Putin’s Olympics: heading for a fall?
Vladimir Putin chose Sochi as the venue and stepped in to help Russia win its bid for the 2014 winter games. But with building taking its toll on locals and the environment, and opposition to his new anti-gay laws, the president faces mounting pressure
Collision course: Fisht Olympic stadium under construction in Sochi, seen through the window of a derelict house. Photograph: Leon Neal/AFP/Getty
Collision course?: skaters perform at an Olympic ceremony at Bolshoi Ice Dome, in Sochi. Photograph: James Hill/New York Times
Collision course?: Spanish protesters campaign against anti-gay laws outside the Russian embassy in Madrid.
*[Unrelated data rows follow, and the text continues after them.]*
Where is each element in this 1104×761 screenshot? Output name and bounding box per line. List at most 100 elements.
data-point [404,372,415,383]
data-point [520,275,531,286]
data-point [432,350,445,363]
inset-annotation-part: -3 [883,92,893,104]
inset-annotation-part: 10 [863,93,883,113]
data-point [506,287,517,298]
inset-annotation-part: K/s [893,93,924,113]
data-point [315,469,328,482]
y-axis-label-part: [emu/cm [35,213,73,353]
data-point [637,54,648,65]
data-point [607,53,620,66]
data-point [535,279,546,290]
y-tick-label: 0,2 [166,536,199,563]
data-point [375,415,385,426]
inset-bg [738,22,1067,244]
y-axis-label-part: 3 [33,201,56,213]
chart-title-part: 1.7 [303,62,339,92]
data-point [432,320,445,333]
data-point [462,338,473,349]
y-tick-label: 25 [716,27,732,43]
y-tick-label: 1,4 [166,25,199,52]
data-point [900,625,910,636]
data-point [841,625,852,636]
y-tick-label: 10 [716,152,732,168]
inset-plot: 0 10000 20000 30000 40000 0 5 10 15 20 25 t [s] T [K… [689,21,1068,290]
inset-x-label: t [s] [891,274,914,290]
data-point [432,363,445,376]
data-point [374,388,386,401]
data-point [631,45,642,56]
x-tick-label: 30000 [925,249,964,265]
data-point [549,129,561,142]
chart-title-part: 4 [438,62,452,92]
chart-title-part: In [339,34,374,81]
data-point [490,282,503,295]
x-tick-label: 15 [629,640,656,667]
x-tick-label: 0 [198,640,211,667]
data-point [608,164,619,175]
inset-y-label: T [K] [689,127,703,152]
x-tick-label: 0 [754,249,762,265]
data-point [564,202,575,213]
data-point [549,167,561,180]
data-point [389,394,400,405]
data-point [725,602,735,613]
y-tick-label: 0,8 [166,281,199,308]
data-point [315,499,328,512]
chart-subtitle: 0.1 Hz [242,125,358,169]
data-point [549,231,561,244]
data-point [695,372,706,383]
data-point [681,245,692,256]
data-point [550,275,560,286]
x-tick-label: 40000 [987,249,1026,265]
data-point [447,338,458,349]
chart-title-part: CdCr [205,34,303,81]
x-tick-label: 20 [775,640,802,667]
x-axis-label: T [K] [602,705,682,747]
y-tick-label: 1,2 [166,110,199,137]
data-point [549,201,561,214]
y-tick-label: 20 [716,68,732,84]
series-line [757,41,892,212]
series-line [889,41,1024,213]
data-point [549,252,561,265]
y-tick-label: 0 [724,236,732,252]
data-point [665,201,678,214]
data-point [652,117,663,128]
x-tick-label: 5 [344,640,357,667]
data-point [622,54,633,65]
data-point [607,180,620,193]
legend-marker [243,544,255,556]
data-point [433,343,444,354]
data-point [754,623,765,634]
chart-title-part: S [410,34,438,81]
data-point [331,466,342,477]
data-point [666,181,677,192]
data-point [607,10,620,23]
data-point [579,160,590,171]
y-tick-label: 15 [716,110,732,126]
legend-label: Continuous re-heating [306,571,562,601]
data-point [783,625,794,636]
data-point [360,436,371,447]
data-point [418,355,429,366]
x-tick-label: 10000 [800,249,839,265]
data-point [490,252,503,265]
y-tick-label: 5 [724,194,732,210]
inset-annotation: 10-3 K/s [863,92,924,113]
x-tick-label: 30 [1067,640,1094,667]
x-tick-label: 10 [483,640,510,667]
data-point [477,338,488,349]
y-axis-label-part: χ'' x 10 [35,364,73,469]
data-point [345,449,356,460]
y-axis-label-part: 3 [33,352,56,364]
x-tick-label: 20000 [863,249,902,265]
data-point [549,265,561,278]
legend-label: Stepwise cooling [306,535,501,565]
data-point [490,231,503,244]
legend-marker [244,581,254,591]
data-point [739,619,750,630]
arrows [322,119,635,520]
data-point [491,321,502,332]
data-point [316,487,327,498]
Photograph: Denis Doyle/Getty
Collision course?: workers take a break as building continues on Fisht Olympic stadium, in Sochi. Photograph: Mikhail Mordasov/AFP/Getty
From her house on a Russian hillside Tatyana Skiba can see President Vladimir Putin’s dream coming true. Down below, where the city of Sochi meets the Black Sea, an army of workers, excavators, cranes and trucks swarms around the glittering new stadiums, apartments and hotels that will host next February’s winter Olympics and thousands of visiting athletes, officials and fans.
In the hazy distance behind Skiba’s house, bound to the coast by dozens of kilometres of freshly laid roads and railways, hang the high peaks of the Caucasus mountains. There, swathes of forest have been cleared for ski slopes, chalets, a ski jump and a bobsleigh run. Cable cars already glide between the facilities, and vast mounds of last year’s snow lie stored under silver tarpaulins that reflect the summer sun.
Less than 150 days remain until Sochi and the mountain resort of Krasnaya Polyana stage Russia’s biggest sporting event since the 1980 summer Olympics, in the then Soviet capital of Moscow. It is Putin’s personal project, and he wants to promote Russia as a modern, dynamic nation with the wealth, know-how and natural beauty to stage the greatest winter Olympics in history. It is also something of a dress rehearsal for Russia’s 2018 football World Cup.
But as the lighting of the Olympic flame draws closer and builders toil against a looming deadline, so the list of problems facing Sochi seems to grow ever longer.
The most expensive Olympics ever – summer or winter – is beset by claims of enormous environmental damage, rampant corruption and flagrant abuse of workers’ rights; Islamist militants have vowed to attack the event; and protests are planned by gay-rights groups and campaigners for the Circassian people who were massacred and expelled from this region 150 years ago.
This intended celebration of the state Putin has built since taking power, in 2000, could become a €35 billion embarrassment, an event that does not symbolise a new and successful Russia but exposes chronic ills behind a gilded facade.
Death of the dream
For Skiba, the Olympic dream died in April 2011, when she woke in the middle of the night to something that “felt and sounded like an earthquake”. The wooden house she and her family had lived in for decades had suddenly shifted and slid down the hill. Her neighbours had experienced the same thing, and some couldn’t open their windows or doors to escape their creaking homes.
Now two small apartment blocks on Skiba’s street lean drunkenly together. Her old wooden house is uninhabitable, and the new concrete house she had built next door is like a scene from an unsettling dream: the floors are wavy, the walls cracked and uneven, all the angles slightly off and the planes tilted; doors swing open and children’s toys roll across the floor of their own accord.
Environmental experts told Skiba and her neighbours that the main cause of the landslide that damaged their homes was an unauthorised dump higher up the hillside. Building firms had used it to dispose of large quantities of concrete and metal, causing the ground to give way after rain.
Though a local court ordered officials to fully investigate the cause of the landslide, no one has been held to account for the dump, and Skiba has been offered only temporary accommodation in a dormitory that is notorious for its poor conditions.
“The slightest earth tremor could bring the house down. It could collapse anytime,” she says. “All I want is somewhere to live safely – some compensation or a small house. But we mean nothing to this state. We have approached our political representatives. They do nothing. We only have democracy on paper. It doesn’t work for ordinary people. Why do we pay our taxes? Why do we send our kids to the army for this state?”
Thousands of people have been evicted to make room for the Olympic infrastructure that has turned Sochi and the surrounding area into the world’s biggest building site. Most have been given compensation or new houses, but they had no choice but to leave once their properties were earmarked for destruction.
Even supporters of the Olympics, of which there are many in Sochi, bemoan the upheaval involved in transforming this slightly shabby stretch of seaside into an Olympic host city. They talk of chaotic building programmes, with some roads lifted and relaid several times, horrendous traffic jams and choking dust from construction that has taken place around the clock for several years.